Mordechai Pinchas Sofer

A sefer torah consists of 304,805 letters and each one of them has to be properly formed and complete and, it goes without saying, in the right place!

There are many kinds of errors that a scribe can make when writing even when paying the most care and attention that he can. A slip of concentration however can result in a serious mistake.

To ensure that a scroll is kasher (valid) then, one cannot rely entirely on the sofer. Instead the scroll needs to be proof-read by a magiah (a checker). Indeed there should be three independent human checks, though since the advent of computerised checking (bedikat machshev) this isn't always followed.

Having secured a colleague of mine a commission for a new torah, I found myself in the role of magiah for the first time. In the past I have corrected a scroll which had had computer checks and to a certain extent I am performing as a magiah when I do a restoration check as I will pick up bad letter forms, letter breaks, spacing issues (too much between letters making something k'shtey milim (appearing like two word) or too little between words making it appear as k'mila achat (as one word)) and the occasional spelling error - but it isn't a full proof-read.

Me being a magiah.Letter by letter from the tikkun.
Photo: Avielah Barclay

This time however it's literally reading through the whole Torah armed with my trusty tikkun (I say 'trusty' advisedly as it is the master copy that the scribe trusts to be accurate) and a pencil to mark lightly where there is an error at the side of the amud (column).

At the time of writing this diary I have just finished checking Bereshit and on average I am finding 5-8 issues on each yeriah (sheet). Below are some pictures of examples of problems found. Many are missing or extra letters (often a vav or a yud), sometimes missing a whole word or a repeat of a word or even the wrong word that may start with the same letters as the right word.

Having only a few issues per sheet is no mean feat from a sofer, when you stop to think about how many red squiggly lines Microsoft will add to most documents that you produce at work or home before you spell check.
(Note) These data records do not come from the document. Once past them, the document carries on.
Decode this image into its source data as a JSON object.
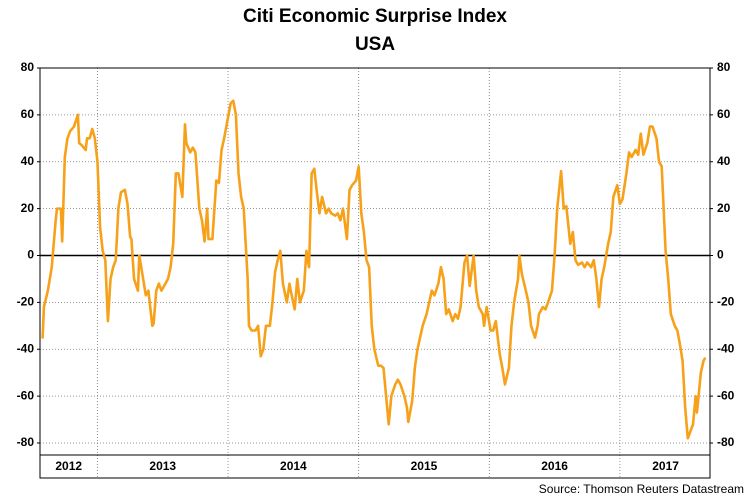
{
  "chart_data": {
    "type": "line",
    "title": "Citi Economic Surprise Index",
    "subtitle": "USA",
    "source": "Source: Thomson Reuters Datastream",
    "color": "#f7a11a",
    "grid": true,
    "x": [
      2012.58,
      2012.59,
      2012.62,
      2012.65,
      2012.68,
      2012.69,
      2012.72,
      2012.73,
      2012.75,
      2012.77,
      2012.79,
      2012.82,
      2012.85,
      2012.86,
      2012.88,
      2012.91,
      2012.92,
      2012.94,
      2012.96,
      2012.98,
      2013.0,
      2013.02,
      2013.04,
      2013.06,
      2013.08,
      2013.1,
      2013.12,
      2013.14,
      2013.16,
      2013.18,
      2013.21,
      2013.23,
      2013.25,
      2013.26,
      2013.28,
      2013.31,
      2013.32,
      2013.35,
      2013.37,
      2013.39,
      2013.42,
      2013.43,
      2013.45,
      2013.47,
      2013.49,
      2013.52,
      2013.54,
      2013.56,
      2013.58,
      2013.6,
      2013.62,
      2013.65,
      2013.67,
      2013.68,
      2013.71,
      2013.73,
      2013.75,
      2013.78,
      2013.8,
      2013.82,
      2013.84,
      2013.85,
      2013.88,
      2013.91,
      2013.93,
      2013.95,
      2013.97,
      2013.99,
      2014.02,
      2014.04,
      2014.06,
      2014.08,
      2014.1,
      2014.12,
      2014.15,
      2014.16,
      2014.18,
      2014.21,
      2014.23,
      2014.25,
      2014.27,
      2014.29,
      2014.32,
      2014.34,
      2014.36,
      2014.38,
      2014.4,
      2014.42,
      2014.45,
      2014.47,
      2014.48,
      2014.51,
      2014.53,
      2014.55,
      2014.58,
      2014.6,
      2014.62,
      2014.64,
      2014.66,
      2014.68,
      2014.7,
      2014.72,
      2014.75,
      2014.77,
      2014.79,
      2014.82,
      2014.84,
      2014.86,
      2014.88,
      2014.91,
      2014.93,
      2014.95,
      2014.98,
      2015.0,
      2015.02,
      2015.04,
      2015.06,
      2015.08,
      2015.1,
      2015.12,
      2015.15,
      2015.17,
      2015.19,
      2015.21,
      2015.23,
      2015.25,
      2015.28,
      2015.3,
      2015.32,
      2015.35,
      2015.37,
      2015.38,
      2015.41,
      2015.43,
      2015.45,
      2015.47,
      2015.49,
      2015.52,
      2015.54,
      2015.56,
      2015.58,
      2015.61,
      2015.63,
      2015.65,
      2015.67,
      2015.69,
      2015.72,
      2015.74,
      2015.76,
      2015.78,
      2015.81,
      2015.83,
      2015.85,
      2015.88,
      2015.9,
      2015.92,
      2015.95,
      2015.96,
      2015.98,
      2016.01,
      2016.03,
      2016.05,
      2016.08,
      2016.1,
      2016.12,
      2016.15,
      2016.17,
      2016.19,
      2016.22,
      2016.23,
      2016.25,
      2016.28,
      2016.3,
      2016.32,
      2016.35,
      2016.37,
      2016.38,
      2016.41,
      2016.43,
      2016.45,
      2016.48,
      2016.5,
      2016.52,
      2016.55,
      2016.57,
      2016.59,
      2016.62,
      2016.64,
      2016.66,
      2016.68,
      2016.71,
      2016.73,
      2016.75,
      2016.78,
      2016.8,
      2016.82,
      2016.84,
      2016.86,
      2016.88,
      2016.91,
      2016.93,
      2016.95,
      2016.98,
      2017.0,
      2017.02,
      2017.05,
      2017.07,
      2017.09,
      2017.12,
      2017.14,
      2017.16,
      2017.18,
      2017.21,
      2017.23,
      2017.25,
      2017.28,
      2017.3,
      2017.32,
      2017.35,
      2017.37,
      2017.39,
      2017.42,
      2017.44,
      2017.46,
      2017.48,
      2017.5,
      2017.52,
      2017.54,
      2017.56,
      2017.58,
      2017.59,
      2017.62,
      2017.64,
      2017.65
    ],
    "values": [
      -35,
      -22,
      -15,
      -5,
      15,
      20,
      20,
      6,
      42,
      50,
      53,
      55,
      60,
      48,
      47,
      45,
      50,
      50,
      54,
      50,
      40,
      12,
      2,
      -2,
      -28,
      -10,
      -5,
      -2,
      20,
      27,
      28,
      22,
      8,
      7,
      -10,
      -15,
      0,
      -10,
      -17,
      -15,
      -30,
      -29,
      -15,
      -12,
      -15,
      -12,
      -10,
      -5,
      5,
      35,
      35,
      25,
      56,
      48,
      44,
      46,
      44,
      20,
      15,
      6,
      20,
      7,
      7,
      32,
      31,
      45,
      50,
      56,
      65,
      66,
      60,
      35,
      25,
      20,
      -10,
      -30,
      -32,
      -32,
      -30,
      -43,
      -40,
      -30,
      -30,
      -20,
      -7,
      -2,
      2,
      -12,
      -20,
      -12,
      -15,
      -23,
      -10,
      -20,
      -15,
      2,
      -5,
      35,
      37,
      27,
      18,
      25,
      18,
      20,
      18,
      17,
      18,
      15,
      20,
      7,
      28,
      30,
      32,
      38,
      18,
      10,
      -2,
      -5,
      -30,
      -40,
      -47,
      -47,
      -48,
      -60,
      -72,
      -60,
      -55,
      -53,
      -55,
      -60,
      -65,
      -71,
      -62,
      -48,
      -40,
      -35,
      -30,
      -25,
      -20,
      -15,
      -17,
      -12,
      -5,
      -10,
      -25,
      -23,
      -28,
      -25,
      -27,
      -22,
      -3,
      0,
      -13,
      0,
      -15,
      -22,
      -25,
      -30,
      -22,
      -32,
      -32,
      -28,
      -42,
      -48,
      -55,
      -48,
      -30,
      -20,
      -10,
      0,
      -8,
      -15,
      -20,
      -30,
      -35,
      -30,
      -25,
      -22,
      -23,
      -20,
      -15,
      0,
      20,
      36,
      20,
      21,
      5,
      10,
      -2,
      -4,
      -3,
      -5,
      -3,
      -5,
      -2,
      -10,
      -22,
      -10,
      -5,
      5,
      10,
      25,
      30,
      22,
      24,
      35,
      44,
      42,
      45,
      43,
      52,
      43,
      48,
      55,
      55,
      50,
      40,
      38,
      2,
      -10,
      -25,
      -30,
      -32,
      -38,
      -45,
      -65,
      -78,
      -75,
      -72,
      -60,
      -67,
      -50,
      -45,
      -44
    ],
    "xlim": [
      2012.56,
      2017.69
    ],
    "xgrid": [
      2013,
      2014,
      2015,
      2016,
      2017
    ],
    "xticks": [
      {
        "value": 2012.78,
        "label": "2012"
      },
      {
        "value": 2013.5,
        "label": "2013"
      },
      {
        "value": 2014.5,
        "label": "2014"
      },
      {
        "value": 2015.5,
        "label": "2015"
      },
      {
        "value": 2016.5,
        "label": "2016"
      },
      {
        "value": 2017.35,
        "label": "2017"
      }
    ],
    "ylim": [
      -80,
      80
    ],
    "yticks": [
      -80,
      -60,
      -40,
      -20,
      0,
      20,
      40,
      60,
      80
    ],
    "y2lim": [
      -80,
      80
    ],
    "y2ticks": [
      -80,
      -60,
      -40,
      -20,
      0,
      20,
      40,
      60,
      80
    ]
  }
}
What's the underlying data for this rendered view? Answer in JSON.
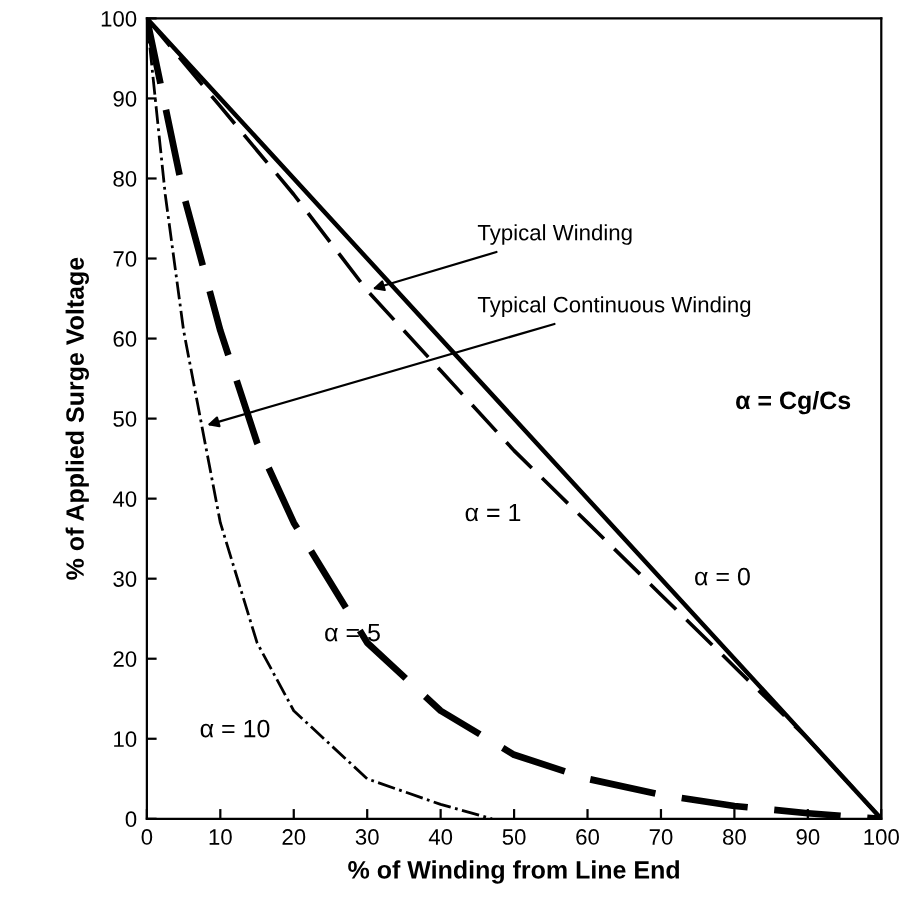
{
  "chart_data": {
    "type": "line",
    "xlabel": "% of Winding from Line End",
    "ylabel": "% of Applied Surge Voltage",
    "xlim": [
      0,
      100
    ],
    "ylim": [
      0,
      100
    ],
    "xticks": [
      0,
      10,
      20,
      30,
      40,
      50,
      60,
      70,
      80,
      90,
      100
    ],
    "yticks": [
      0,
      10,
      20,
      30,
      40,
      50,
      60,
      70,
      80,
      90,
      100
    ],
    "grid": false,
    "legend": false,
    "series": [
      {
        "name": "α = 0",
        "color": "#000000",
        "line_style": "solid",
        "x": [
          0,
          100
        ],
        "values": [
          100,
          0
        ]
      },
      {
        "name": "α = 1",
        "color": "#000000",
        "line_style": "dashed",
        "x": [
          0,
          10,
          20,
          30,
          40,
          50,
          60,
          70,
          80,
          90,
          100
        ],
        "values": [
          100,
          89,
          78,
          66,
          56,
          46,
          37,
          28,
          19,
          10,
          0
        ]
      },
      {
        "name": "α = 5",
        "color": "#000000",
        "line_style": "dashed",
        "x": [
          0,
          5,
          10,
          15,
          20,
          30,
          40,
          50,
          60,
          70,
          80,
          90,
          100
        ],
        "values": [
          100,
          78,
          61,
          47,
          37,
          22,
          13.5,
          8,
          5,
          3,
          1.6,
          0.7,
          0
        ]
      },
      {
        "name": "α = 10",
        "color": "#000000",
        "line_style": "dashdot",
        "x": [
          0,
          2.5,
          5,
          10,
          15,
          20,
          30,
          40,
          47
        ],
        "values": [
          100,
          78,
          61,
          37,
          22,
          13.5,
          5,
          1.8,
          0
        ]
      }
    ],
    "annotations": [
      "α = Cg/Cs",
      {
        "text": "Typical Winding",
        "x": 30,
        "y": 66
      },
      {
        "text": "Typical Continuous Winding",
        "x": 7.5,
        "y": 49
      }
    ]
  }
}
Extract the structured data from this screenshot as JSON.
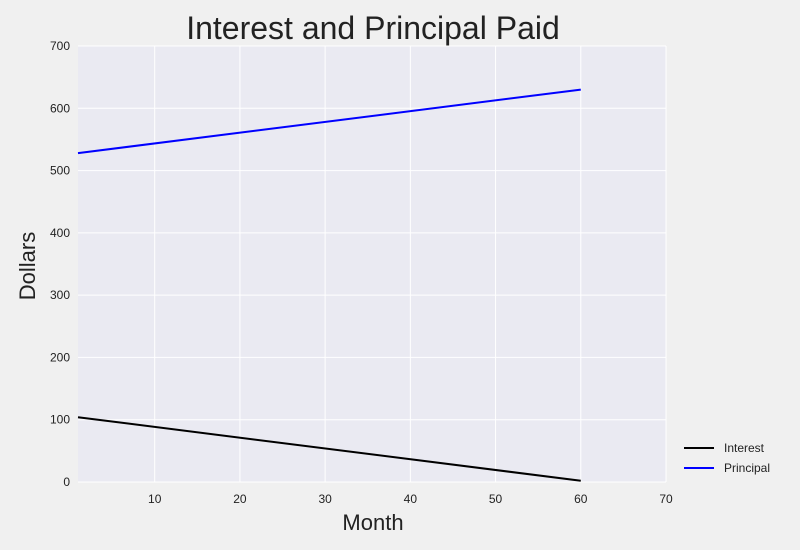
{
  "chart_data": {
    "type": "line",
    "title": "Interest and Principal Paid",
    "xlabel": "Month",
    "ylabel": "Dollars",
    "xlim": [
      1,
      70
    ],
    "ylim": [
      0,
      700
    ],
    "xticks": [
      10,
      20,
      30,
      40,
      50,
      60,
      70
    ],
    "yticks": [
      0,
      100,
      200,
      300,
      400,
      500,
      600,
      700
    ],
    "grid": true,
    "legend_position": "lower-right-outside",
    "colors": {
      "plot_background": "#eaeaf2",
      "page_background": "#f0f0f0",
      "grid": "#ffffff"
    },
    "series": [
      {
        "name": "Interest",
        "color": "#000000",
        "x": [
          1,
          60
        ],
        "y": [
          104,
          2
        ]
      },
      {
        "name": "Principal",
        "color": "#0000ff",
        "x": [
          1,
          60
        ],
        "y": [
          528,
          630
        ]
      }
    ]
  }
}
I proof-read my books carefully before
publication and it always astounds me how many errors I miss when I'm working on the screen as opposed to when I get a printed copy to work on

Above: missing the word et.

Above left: n’giah - a join on the letters vav and tav. Middle: A blot on the nun. Right: The parts of the mem don’t join up, so the letter is not golem echad (one form).

Above: l’Avraham instead of el Avraham.

Above left: Lot spelt with a tav instead of a tet. Right: Hashemesh (the sun) instead of hashamayim (the heavens).

Interestingly being able to read and understand what is in the Torah is only partly helpful as a magiah as it will alert you quickly to things that just don't feel right. However being familiar with the text means that your brain can fool you into seeing what you think you ought to see and therefore missing and error. Thus checking word by word and letter by letter in the tikkun is the order of the day. And when you do think you've found an error checking again to make sure you are in the right place and it is a genuine error as there may be similar phrases close by each other and you may have skipped down to the wrong word as much as a sofer could.

Correcting a Torah is an important role. The talmud says that ‘he who corrects even one letter in a Torah, it is accorded to him as if he wrote the Torah himself.’ Now I wouldn't go that far as the sofer is doing the really hard work, but the magiah helps make it kasher and fit for use in the community.